Everyone has bought into the idea of toilet paper panic buying, but something doesn’t add up.
Ok. Today on myth-busters: panic buying toilet paper.
I’m not buying it.
I reckon there is no panic buying. There is no hoarding. There’s no humans getting totally irrational.
It’s all a myth.
I mean sure. In the early days, people did go a little crazy. There was some panic in the mix then, for sure.
But the world didn’t fall apart. Life found a new equilibrium. We got on with things. The panic driving the panic buying evaporated.
But there’s still not enough paper on the shelves…
So if it’s not hoarding, what is it?
Ok, think about this.
How many people poo at work? How many people do their business at the business?
I did a quick google search on this, but surprisingly there is very little data available.
So I did some back of the envelope calculations.
Given the work day accounts for half of the waking day, but almost all of our post-coffee hours, my guess is 60-70% of our business happens at the business.
There’s weekends though, so maybe we can call it 50%. It doesn’t matter too much. It wouldn’t surprise me if it was as high as 80%. But lets say 50%.
So what does this mean? What does it matter where people are doing their business. Toilet paper is toilet paper, right?
Well, yes and no.
If you’ve only ever bought toilet paper from a retail outlet like Woolies, all toilet paper looks pretty much the same. Some is a little bit fluffier. Some is a little more ‘eco’.
But if you run a business like I do, you know that the domestic and commercial segments are completely different.
Commercial TP is often entirely different grades. It’s delivered via boxes rather than rolls, or if it is on a roll, the roll is massive. It comes packaged for pallets, not shopping trolleys.
It’s a completely different product.
And often the companies that make it are solely in the commercial space, and don’t even make a residential offering.
So the point is, that you can’t just flick a switch and make all commercial paper residential paper. It doesn’t work like that.
However, that’s pretty much what happened to demand. We flicked a switch and sent everyone home, to do all their business in ‘the home office’.
And how big is the shift? Well, if you sent 50% of total ‘business’ back home, to add to the 50% of business that was already happening there, that effectively doubles home business, which therefore implies a doubling of residential paper demand.

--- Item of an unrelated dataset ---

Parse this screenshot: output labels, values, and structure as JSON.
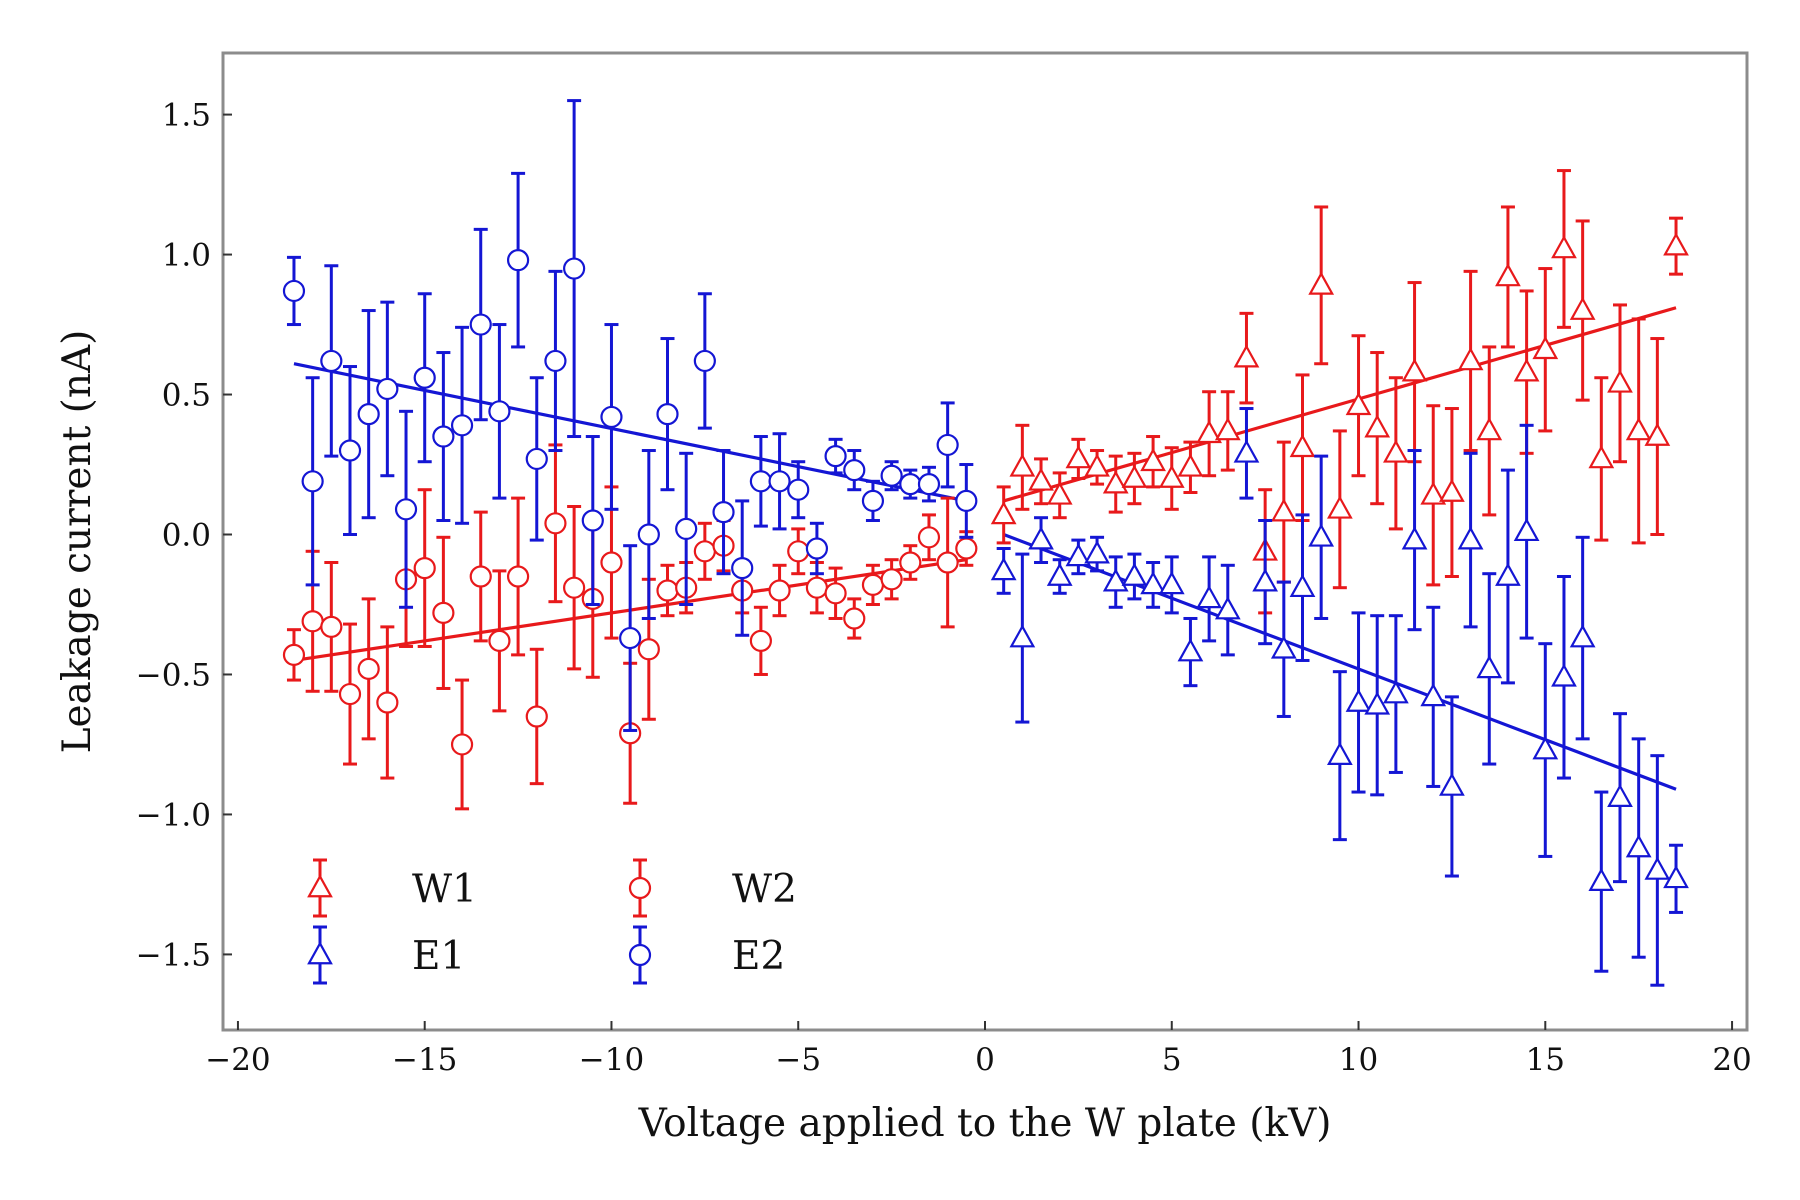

But what’s worse, the toilet paper industry isn’t set up to deal with fluctuations in demand at all. It’s normally pretty constant. People find the paper they like, and use a pretty consistent amount of it, regardless of what’s going on in the broader economy.
Demand for toilet paper is not cyclical.
And so toilet paper companies don’t have much spare capacity sitting around. They’re output levels are generally pretty constant.
But suddenly, demand effectively doubles. Over-night.
Do you think they were ready for that?
And so are we sure that this toilet paper shortage is not a problem on the supply side?
It seems to me that the most likely problem is not with panic-buyers, but with the residential paper suppliers being totally overwhelmed by a sudden and mammoth explosion in demand.
There’s an investing rule that’s always worth remembering. People, and markets, can be idiots in the short run, but in the long run, you can bet on them being rational.